The Alchemist: A Fable About Following Your Dream, by Paul Coelho (translator not credited), tells the story of a young shepherd who consults a gypsy and then meets an enigmatic king. The boy is encouraged to follow his dream which involves abandoning his nomadic existence in Andalusia and seeking treasure at the Egyptian pyramids. Along the way he is robbed and beaten. He must find work if he is to continue his journey. He opens himself to the possibility of omens and must decide when to share what he learns from these.
The boy recognises that he must choose between regarding himself as a victim or an adventurer. Although looking to his future, to fulfilling his quest, the importance of living in the present is often reiterated. The boy learns from every experience, including that a universal language exists to enable deeper understanding of self, other people and place.
The fable-like narrative is spiritual but not favouring any particular religion. Rather it encourages the reader to take time to observe surroundings and engage with nature.
I was somewhat put off the story by the buried treasure aspect – despite the obvious metaphor – and the repeated references to God. I enjoyed the appreciation of nature and the boy’s acceptance of setbacks – how he reasoned in order to find ways to continue. The story of his journey, personal and practical, is a device to pass on the author’s perceived wisdom. I wonder if he regards himself as the titular alchemist.

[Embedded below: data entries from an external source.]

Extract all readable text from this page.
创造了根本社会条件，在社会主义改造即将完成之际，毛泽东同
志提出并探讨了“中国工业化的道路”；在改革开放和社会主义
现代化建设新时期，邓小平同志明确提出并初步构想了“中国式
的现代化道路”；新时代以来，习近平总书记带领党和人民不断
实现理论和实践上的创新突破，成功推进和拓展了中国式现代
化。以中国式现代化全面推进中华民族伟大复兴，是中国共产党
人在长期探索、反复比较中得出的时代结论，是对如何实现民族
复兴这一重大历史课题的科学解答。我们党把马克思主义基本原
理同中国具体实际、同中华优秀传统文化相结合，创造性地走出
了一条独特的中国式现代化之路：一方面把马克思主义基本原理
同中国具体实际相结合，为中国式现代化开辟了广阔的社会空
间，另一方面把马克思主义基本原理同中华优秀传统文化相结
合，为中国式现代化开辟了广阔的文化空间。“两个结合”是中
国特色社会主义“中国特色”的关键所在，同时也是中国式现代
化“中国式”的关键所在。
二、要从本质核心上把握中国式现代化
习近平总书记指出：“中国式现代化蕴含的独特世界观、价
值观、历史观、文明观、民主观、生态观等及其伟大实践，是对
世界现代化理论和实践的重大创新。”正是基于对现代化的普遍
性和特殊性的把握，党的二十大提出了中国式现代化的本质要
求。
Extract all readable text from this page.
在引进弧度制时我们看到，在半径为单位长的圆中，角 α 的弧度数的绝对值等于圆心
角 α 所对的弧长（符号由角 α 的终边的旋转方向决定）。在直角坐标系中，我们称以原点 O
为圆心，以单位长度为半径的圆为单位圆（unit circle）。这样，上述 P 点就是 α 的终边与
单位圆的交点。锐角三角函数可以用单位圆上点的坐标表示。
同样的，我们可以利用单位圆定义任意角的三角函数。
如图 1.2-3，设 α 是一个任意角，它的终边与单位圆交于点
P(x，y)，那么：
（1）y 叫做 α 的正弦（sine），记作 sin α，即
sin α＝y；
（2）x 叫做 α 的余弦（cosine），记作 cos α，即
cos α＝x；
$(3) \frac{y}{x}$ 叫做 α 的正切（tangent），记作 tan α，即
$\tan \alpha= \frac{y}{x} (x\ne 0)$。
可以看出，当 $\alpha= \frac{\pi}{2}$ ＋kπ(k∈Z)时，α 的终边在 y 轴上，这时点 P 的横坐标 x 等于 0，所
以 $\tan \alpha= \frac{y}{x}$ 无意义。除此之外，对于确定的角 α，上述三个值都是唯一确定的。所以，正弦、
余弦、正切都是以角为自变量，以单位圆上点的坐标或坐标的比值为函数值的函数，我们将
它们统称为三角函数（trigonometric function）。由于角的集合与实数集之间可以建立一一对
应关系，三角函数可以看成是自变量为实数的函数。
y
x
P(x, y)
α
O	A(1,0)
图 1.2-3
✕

This wasn’t the tale I expected when I requested the book based on its many rave reviews. Although offering occasional nuggets of wisdom, I found progress slow in places. Evocative and smoothly written as it is, I am reluctant to recommend.
The Alchemist is published by Harper Collins.
Ha, it’s one of those books I love to complain about… At some point everyone and their wife seemed to be reading this book and quoting from it with such reverence. And I just didn’t get all the enthusiasm.